Andruszkiewicz zabrał głos w sprawie żony: „Interesuje ją wyłącznie ciężka praca”

Adam Andruszkiewicz z żoną Kamilą/Fot. Instagram adamandruszkiewiczpl
Adam Andruszkiewicz z żoną Kamilą/Fot. Instagram adamandruszkiewiczpl
REKLAMA

Pod koniec sierpnia Kamila Andruszkiewicz została prezesem jednoosobowego zarządu Fundacji Agencji Rozwoju Przemysłu. Po burzy w mediach zrezygnowała jednak z tego stanowiska. Teraz głos w sprawie zabrał jej mąż, wiceminister cyfryzacji Adam Andruszkiewicz.

Wybór żony wiceministra cyfryzacji na to stanowisko wzbudził spore kontrowersje. Także ze względu na zarobki poprzedniej prezes, która w 2019 roku zarobiła 175 tys. zł. W piątek Kamila Andruszkiewicz poinformowała o rezygnacji ze stanowiska. Jak podkreślała, decyzja ta „to przejaw troski o dobre imię Fundacji”.
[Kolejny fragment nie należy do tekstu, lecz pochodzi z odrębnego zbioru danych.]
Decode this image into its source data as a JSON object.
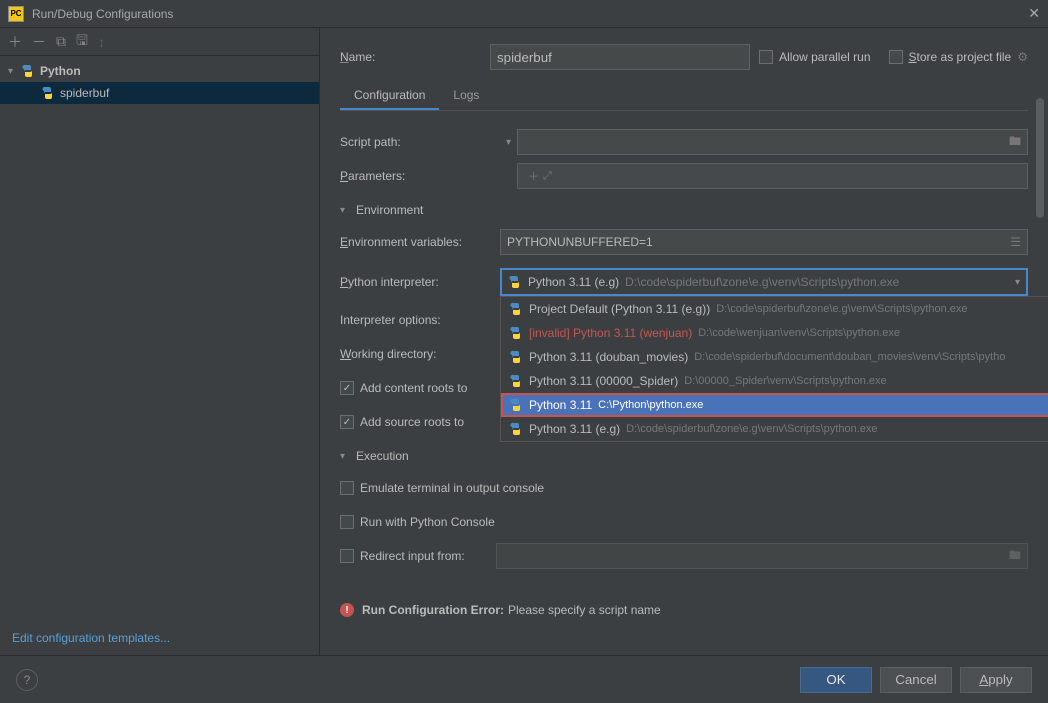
{
  "titlebar": {
    "title": "Run/Debug Configurations"
  },
  "sidebar": {
    "toolbar_icons": [
      "add",
      "remove",
      "copy",
      "save",
      "sort"
    ],
    "tree": {
      "root_label": "Python",
      "items": [
        "spiderbuf"
      ]
    },
    "edit_templates": "Edit configuration templates..."
  },
  "form": {
    "name_label": "Name:",
    "name_value": "spiderbuf",
    "allow_parallel_label": "Allow parallel run",
    "allow_parallel_checked": false,
    "store_label": "Store as project file",
    "store_checked": false,
    "tabs": [
      {
        "label": "Configuration",
        "active": true
      },
      {
        "label": "Logs",
        "active": false
      }
    ],
    "script_path_label": "Script path:",
    "script_path_value": "",
    "parameters_label": "Parameters:",
    "parameters_value": "",
    "env_section": "Environment",
    "env_vars_label": "Environment variables:",
    "env_vars_value": "PYTHONUNBUFFERED=1",
    "interpreter_label": "Python interpreter:",
    "interpreter_selected_name": "Python 3.11 (e.g)",
    "interpreter_selected_path": "D:\\code\\spiderbuf\\zone\\e.g\\venv\\Scripts\\python.exe",
    "interpreter_options_label": "Interpreter options:",
    "working_dir_label": "Working directory:",
    "add_content_roots_label": "Add content roots to",
    "add_content_roots_checked": true,
    "add_source_roots_label": "Add source roots to",
    "add_source_roots_checked": true,
    "exec_section": "Execution",
    "emulate_label": "Emulate terminal in output console",
    "emulate_checked": false,
    "python_console_label": "Run with Python Console",
    "python_console_checked": false,
    "redirect_label": "Redirect input from:",
    "redirect_checked": false,
    "redirect_value": ""
  },
  "interpreter_dropdown": [
    {
      "name": "Project Default (Python 3.11 (e.g))",
      "path": "D:\\code\\spiderbuf\\zone\\e.g\\venv\\Scripts\\python.exe",
      "invalid": false,
      "highlighted": false,
      "boxed": false
    },
    {
      "name": "[invalid] Python 3.11 (wenjuan)",
      "path": "D:\\code\\wenjuan\\venv\\Scripts\\python.exe",
      "invalid": true,
      "highlighted": false,
      "boxed": false
    },
    {
      "name": "Python 3.11 (douban_movies)",
      "path": "D:\\code\\spiderbuf\\document\\douban_movies\\venv\\Scripts\\pytho",
      "invalid": false,
      "highlighted": false,
      "boxed": false
    },
    {
      "name": "Python 3.11 (00000_Spider)",
      "path": "D:\\00000_Spider\\venv\\Scripts\\python.exe",
      "invalid": false,
      "highlighted": false,
      "boxed": false
    },
    {
      "name": "Python 3.11",
      "path": "C:\\Python\\python.exe",
      "invalid": false,
      "highlighted": true,
      "boxed": true
    },
    {
      "name": "Python 3.11 (e.g)",
      "path": "D:\\code\\spiderbuf\\zone\\e.g\\venv\\Scripts\\python.exe",
      "invalid": false,
      "highlighted": false,
      "boxed": false
    }
  ],
  "error": {
    "label": "Run Configuration Error:",
    "message": "Please specify a script name"
  },
  "footer": {
    "ok": "OK",
    "cancel": "Cancel",
    "apply": "Apply"
  }
}
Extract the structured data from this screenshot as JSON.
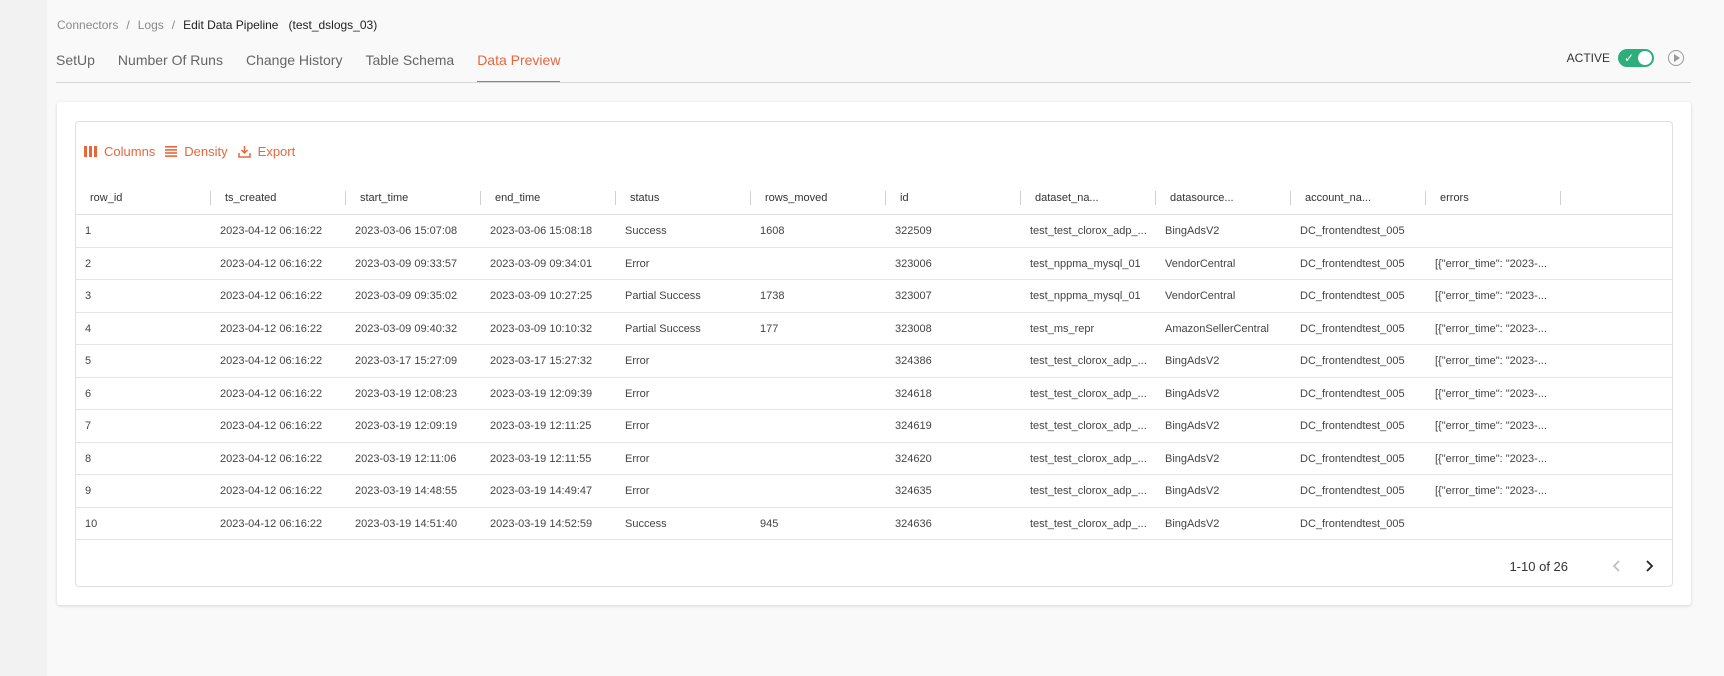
{
  "breadcrumb": {
    "items": [
      "Connectors",
      "Logs"
    ],
    "current": "Edit Data Pipeline",
    "pipeline_name": "(test_dslogs_03)"
  },
  "tabs": [
    {
      "label": "SetUp",
      "active": false
    },
    {
      "label": "Number Of Runs",
      "active": false
    },
    {
      "label": "Change History",
      "active": false
    },
    {
      "label": "Table Schema",
      "active": false
    },
    {
      "label": "Data Preview",
      "active": true
    }
  ],
  "status": {
    "label": "ACTIVE",
    "toggle_on": true,
    "toggle_color": "#2eae7c"
  },
  "accent_color": "#e8663a",
  "toolbar": {
    "columns_label": "Columns",
    "density_label": "Density",
    "export_label": "Export"
  },
  "table": {
    "columns": [
      "row_id",
      "ts_created",
      "start_time",
      "end_time",
      "status",
      "rows_moved",
      "id",
      "dataset_na...",
      "datasource...",
      "account_na...",
      "errors"
    ],
    "rows": [
      [
        "1",
        "2023-04-12 06:16:22",
        "2023-03-06 15:07:08",
        "2023-03-06 15:08:18",
        "Success",
        "1608",
        "322509",
        "test_test_clorox_adp_...",
        "BingAdsV2",
        "DC_frontendtest_005",
        ""
      ],
      [
        "2",
        "2023-04-12 06:16:22",
        "2023-03-09 09:33:57",
        "2023-03-09 09:34:01",
        "Error",
        "",
        "323006",
        "test_nppma_mysql_01",
        "VendorCentral",
        "DC_frontendtest_005",
        "[{\"error_time\": \"2023-..."
      ],
      [
        "3",
        "2023-04-12 06:16:22",
        "2023-03-09 09:35:02",
        "2023-03-09 10:27:25",
        "Partial Success",
        "1738",
        "323007",
        "test_nppma_mysql_01",
        "VendorCentral",
        "DC_frontendtest_005",
        "[{\"error_time\": \"2023-..."
      ],
      [
        "4",
        "2023-04-12 06:16:22",
        "2023-03-09 09:40:32",
        "2023-03-09 10:10:32",
        "Partial Success",
        "177",
        "323008",
        "test_ms_repr",
        "AmazonSellerCentral",
        "DC_frontendtest_005",
        "[{\"error_time\": \"2023-..."
      ],
      [
        "5",
        "2023-04-12 06:16:22",
        "2023-03-17 15:27:09",
        "2023-03-17 15:27:32",
        "Error",
        "",
        "324386",
        "test_test_clorox_adp_...",
        "BingAdsV2",
        "DC_frontendtest_005",
        "[{\"error_time\": \"2023-..."
      ],
      [
        "6",
        "2023-04-12 06:16:22",
        "2023-03-19 12:08:23",
        "2023-03-19 12:09:39",
        "Error",
        "",
        "324618",
        "test_test_clorox_adp_...",
        "BingAdsV2",
        "DC_frontendtest_005",
        "[{\"error_time\": \"2023-..."
      ],
      [
        "7",
        "2023-04-12 06:16:22",
        "2023-03-19 12:09:19",
        "2023-03-19 12:11:25",
        "Error",
        "",
        "324619",
        "test_test_clorox_adp_...",
        "BingAdsV2",
        "DC_frontendtest_005",
        "[{\"error_time\": \"2023-..."
      ],
      [
        "8",
        "2023-04-12 06:16:22",
        "2023-03-19 12:11:06",
        "2023-03-19 12:11:55",
        "Error",
        "",
        "324620",
        "test_test_clorox_adp_...",
        "BingAdsV2",
        "DC_frontendtest_005",
        "[{\"error_time\": \"2023-..."
      ],
      [
        "9",
        "2023-04-12 06:16:22",
        "2023-03-19 14:48:55",
        "2023-03-19 14:49:47",
        "Error",
        "",
        "324635",
        "test_test_clorox_adp_...",
        "BingAdsV2",
        "DC_frontendtest_005",
        "[{\"error_time\": \"2023-..."
      ],
      [
        "10",
        "2023-04-12 06:16:22",
        "2023-03-19 14:51:40",
        "2023-03-19 14:52:59",
        "Success",
        "945",
        "324636",
        "test_test_clorox_adp_...",
        "BingAdsV2",
        "DC_frontendtest_005",
        ""
      ]
    ]
  },
  "pagination": {
    "label": "1-10 of 26"
  }
}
„Moja Żona zawsze sobie samodzielnie radziła. Jest osobą bardzo pracowitą, która jeśli podejmuje się zadania, realizuje je od A do Z. Podobnie było kiedy kierowała Fundacją ARP – w pracę angażowała się maksymalnie, chcąc jak najlepiej wypełnić swoje obowiązki” – oświadczył Adam Andruszkiewicz.

REKLAMA

Podkreślił również, że jego żona posiada dobre wykształcenie. „Pomijając kwestię wykształcenia, które posiada – dowodem na jej wiedzę oraz pracowitość jest chociażby biegła znajomość 3 języków obcych (szlify zdobywała m.in. na paryskiej Sorbonie). Fundacja również chciała, wykorzystując te cenne umiejętności mojej Żony, rozpocząć międzynarodowe projekty charytatywne” – dodał.

Polityk podkreślił, że decyzja o rezygnacji z zajmowanego przez jego żonę stanowiska miała udowodnić, że „interesuje ją wyłącznie ciężka praca”.

„Kamili nigdy nie zależało na tym, by pełnić jakieś ładnie brzmiące stanowiska dla samych stanowisk, interesuje ją wyłącznie ciężka praca. Stąd też m.in. decyzja o rezygnacji z funkcji Prezesa Fundacji, aby to jasno udowodnić. W dodatku informacja o jej rzekomych zarobkach także została przekłamana. Podana w mediach kwota była fałszywa – znacznie zawyżona” – dodał.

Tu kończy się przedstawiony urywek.